Recientemente, la celebridad del ciclismo Lance Armstrong confirmó en entrevista a Oprah Winfrey, el 17 de enero pasado, haber ganado siete veces el Tour de France gracias al consumo de drogas y haberse sometido a transfusiones de sangre para mejorar su rendimiento y resistencia. Por hacer trampa (antes de haberlo admitido), en agosto de 1998 la Corte de Arbitraje para los Deportes de Estados Unidos lo despojó de todos sus títulos y le prohibió practicar el ciclismo a nivel profesional de por vida. Su caso es quizás el más patético, pues aun contra todas las evidencias y los testimonios de sus excompañeros, él negó por más de 10 años haber hecho trampa. Fue esa actitud lo que impulsó al presidente de la Agencia Mundial Antidopaje, John Fahey, a señalar que “él estaba equivocado; engañó y no hay excusa alguna para lo que hizo”.

Como en el deporte, en la política rigen normas para garantizar el juego limpio. En Panamá, las normas que prohíben a los funcionarios, electos o designados, usar sus cargos para provecho personal o sacar ventaja política están tipificados como delitos en el Código Penal (Delitos Contra la Administración Pública, capítulo Diferentes Formas de Peculado), y en el Código Electoral (Art. 27-32). Además, esas conductas están definidas como antiéticas en el Código de Ética de los Servidores Públicos (Decreto No. 246 del 15 de diciembre de 2004).

Entre las conductas tanto ilegales como antiéticas que hemos presenciado están la asignación de las antiguas partidas circuitales para favorecer a diputados, alcaldes y concejales tránsfugas; las donaciones políticas por beneficiarios de contratos directos; las presiones de allegados al Gobierno para inducir a funcionarios de oposición electos a cambiar de partido, y las campañas personalistas de altos funcionarios con aspiraciones políticas, financiadas con fondos públicos.

En un trabajo investigativo, La Estrella (23 de marzo de 2012) calculó que, basado en la práctica establecida, para 2014 el Gobierno habrá destinado unos $64 millones anuales solo para favorecer a diputados oficialistas, incluidos los tránsfugas.

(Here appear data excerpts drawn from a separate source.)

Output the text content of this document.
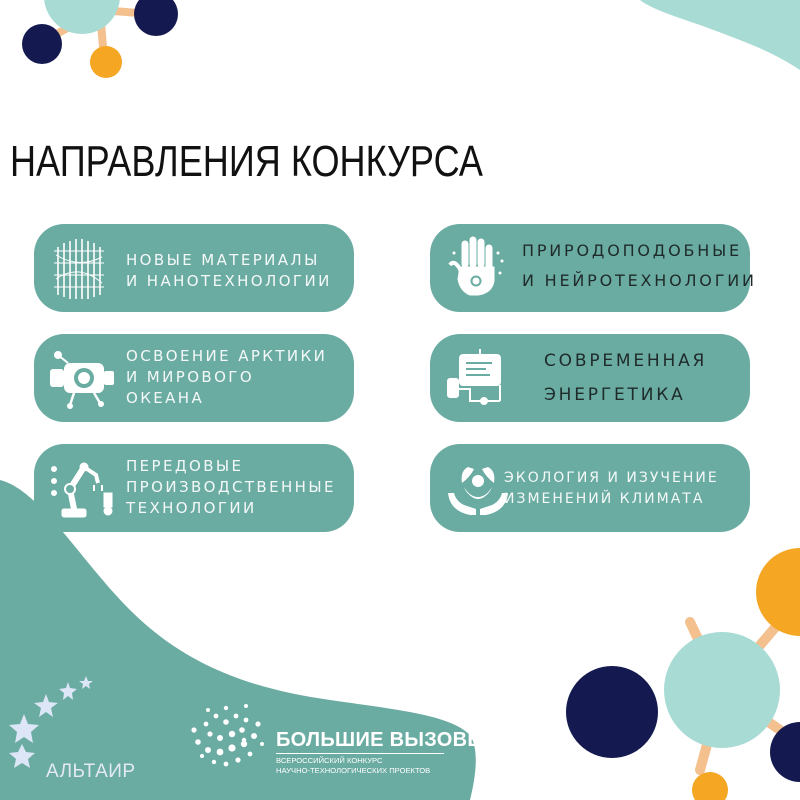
НАПРАВЛЕНИЯ КОНКУРСА
НОВЫЕ МАТЕРИАЛЫ
И НАНОТЕХНОЛОГИИ
ПРИРОДОПОДОБНЫЕ
И НЕЙРОТЕХНОЛОГИИ
ОСВОЕНИЕ АРКТИКИ
И МИРОВОГО
ОКЕАНА
СОВРЕМЕННАЯ
ЭНЕРГЕТИКА
ПЕРЕДОВЫЕ
ПРОИЗВОДСТВЕННЫЕ
ТЕХНОЛОГИИ
ЭКОЛОГИЯ И ИЗУЧЕНИЕ
ИЗМЕНЕНИЙ КЛИМАТА
АЛЬТАИР
БОЛЬШИЕ ВЫЗОВЫ
ВСЕРОССИЙСКИЙ КОНКУРС
НАУЧНО-ТЕХНОЛОГИЧЕСКИХ ПРОЕКТОВ
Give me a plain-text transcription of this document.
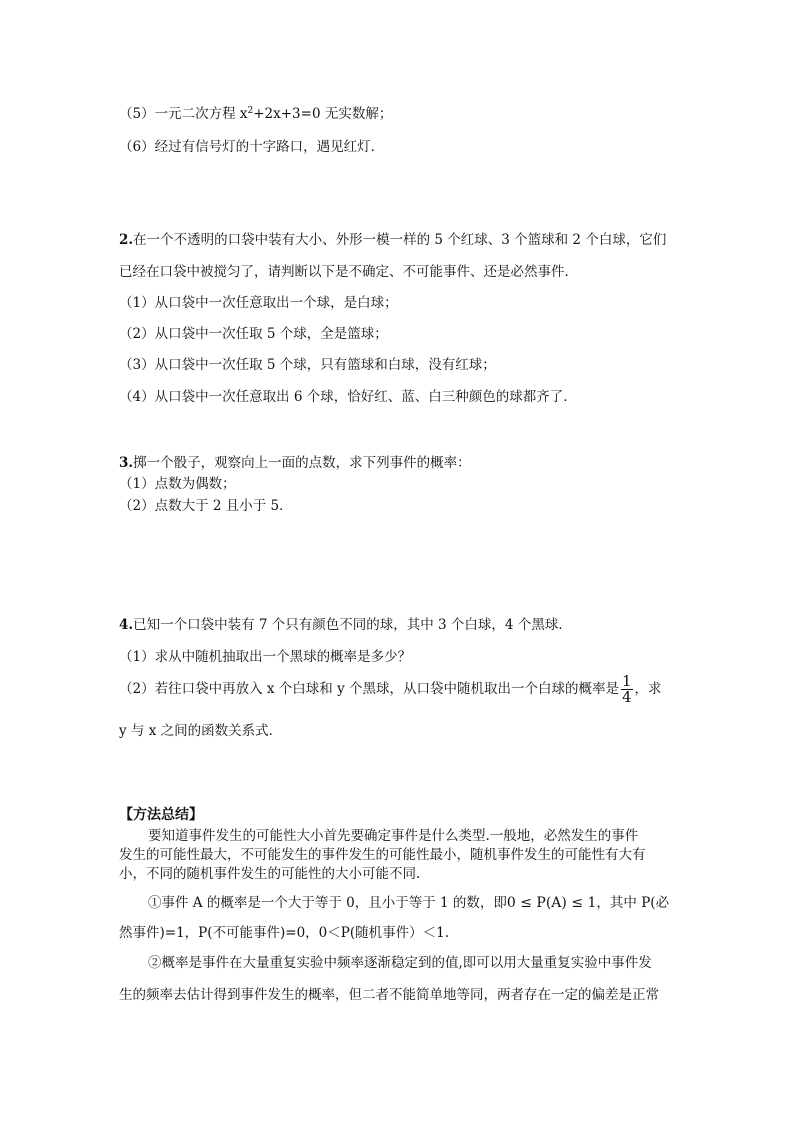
（5）一元二次方程 $x^2+2x+3=0$ 无实数解；
（6）经过有信号灯的十字路口，遇见红灯．
2.在一个不透明的口袋中装有大小、外形一模一样的 5 个红球、3 个篮球和 2 个白球，它们
已经在口袋中被搅匀了，请判断以下是不确定、不可能事件、还是必然事件．
（1）从口袋中一次任意取出一个球，是白球；
（2）从口袋中一次任取 5 个球，全是篮球；
（3）从口袋中一次任取 5 个球，只有篮球和白球，没有红球；
（4）从口袋中一次任意取出 6 个球，恰好红、蓝、白三种颜色的球都齐了．
3.掷一个骰子，观察向上一面的点数，求下列事件的概率：
（1）点数为偶数；
（2）点数大于 2 且小于 5．
4.已知一个口袋中装有 7 个只有颜色不同的球，其中 3 个白球，4 个黑球．
（1）求从中随机抽取出一个黑球的概率是多少？
（2）若往口袋中再放入 x 个白球和 y 个黑球，从口袋中随机取出一个白球的概率是 $\frac{1}{4}$ ，求
y 与 x 之间的函数关系式．
【方法总结】
要知道事件发生的可能性大小首先要确定事件是什么类型.一般地，必然发生的事件
发生的可能性最大，不可能发生的事件发生的可能性最小，随机事件发生的可能性有大有
小，不同的随机事件发生的可能性的大小可能不同.
①事件 A 的概率是一个大于等于 0，且小于等于 1 的数，即0 ≤ P(A) ≤ 1，其中 P(必
然事件)=1，P(不可能事件)=0，0＜P(随机事件）＜1.
②概率是事件在大量重复实验中频率逐渐稳定到的值,即可以用大量重复实验中事件发
生的频率去估计得到事件发生的概率，但二者不能简单地等同，两者存在一定的偏差是正常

Este problema se resolvería si se eliminan las asignaciones de partidas a los funcionarios electos; las obras que impulsen deben ser consignadas en el presupuesto del Estado, bajo responsabilidad de la entidad competente, y el manejo de los fondos, fiscalizado por una Contraloría independiente y responsable. La más reciente perla que nos pretenden regalar funcionarios con aspiraciones políticas es la de negarse a renunciar para acogerse a una licencia. Ello viola el Art. 28 del Código Electoral, y desafía la posición del Presidente, expresada en un acto político el 9 de enero de 2013, de pedirles que renuncien “para evitar malas interpretaciones sobre el uso del tiempo o los recursos del Estado”. Las conductas violatorias de la ley y la ética debieron ser investigadas por la Contraloría, la Secretaría Anticorrupción, el Ministerio Público y la Fiscalía Electoral, y los culpables juzgados por autoridad competente, pero esas autoridades no han cumplido con su deber. Peor aún, diputados y alcaldes tránsfugas que tenían casos penales han visto detenidos sus procesos, como premio por haber sucumbido a las presiones del poder político.

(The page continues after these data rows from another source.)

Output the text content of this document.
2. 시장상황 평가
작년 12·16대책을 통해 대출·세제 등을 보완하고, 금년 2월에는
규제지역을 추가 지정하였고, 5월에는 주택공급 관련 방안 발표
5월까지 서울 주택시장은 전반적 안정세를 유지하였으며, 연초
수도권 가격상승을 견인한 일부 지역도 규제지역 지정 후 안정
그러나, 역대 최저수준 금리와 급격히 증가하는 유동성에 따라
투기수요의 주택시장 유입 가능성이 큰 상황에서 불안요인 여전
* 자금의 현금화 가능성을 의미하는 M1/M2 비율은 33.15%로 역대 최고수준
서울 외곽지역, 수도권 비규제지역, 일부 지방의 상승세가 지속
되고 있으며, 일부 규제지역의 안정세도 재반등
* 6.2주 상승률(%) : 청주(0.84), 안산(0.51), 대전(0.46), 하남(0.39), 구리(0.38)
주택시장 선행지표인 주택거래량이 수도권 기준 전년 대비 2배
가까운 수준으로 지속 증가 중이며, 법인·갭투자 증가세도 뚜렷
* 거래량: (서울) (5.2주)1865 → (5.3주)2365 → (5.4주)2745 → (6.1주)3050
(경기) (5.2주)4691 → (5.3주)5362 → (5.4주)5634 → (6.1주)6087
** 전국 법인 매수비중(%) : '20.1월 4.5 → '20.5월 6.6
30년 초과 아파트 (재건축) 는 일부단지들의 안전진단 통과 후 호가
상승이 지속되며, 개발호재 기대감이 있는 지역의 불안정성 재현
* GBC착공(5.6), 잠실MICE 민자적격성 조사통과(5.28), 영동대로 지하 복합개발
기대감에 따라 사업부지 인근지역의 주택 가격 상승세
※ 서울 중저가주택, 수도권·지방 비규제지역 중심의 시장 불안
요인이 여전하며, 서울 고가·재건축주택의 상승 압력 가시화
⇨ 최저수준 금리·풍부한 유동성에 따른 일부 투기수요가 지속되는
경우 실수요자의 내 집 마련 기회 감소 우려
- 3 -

En Panamá las normas para garantizar el juego limpio en la política no solo son violadas por el Gobierno, sino ignoradas por las instancias llamadas a investigar y sancionar a quienes las violan. El caldo de cultivo de este juego sucio descansa en la nula educación cívica de un alto porcentaje de la población. Aquella que entrega su voto por cualquier beneficio, a sabiendas de que la donación se paga con fondos públicos, y que el “benefactor” no cuenta con capacidad ni la autoridad moral para ejercer el cargo al que aspira. Se impone una campaña para concienciar a los ciudadanos en el ejercicio del voto; para que elijan, no a ciudadanos tramposos, sino a quienes hayan elaborado una trayectoria digna de recibir la confianza de que ejercerán los cargos públicos con responsabilidad, honestidad y transparencia.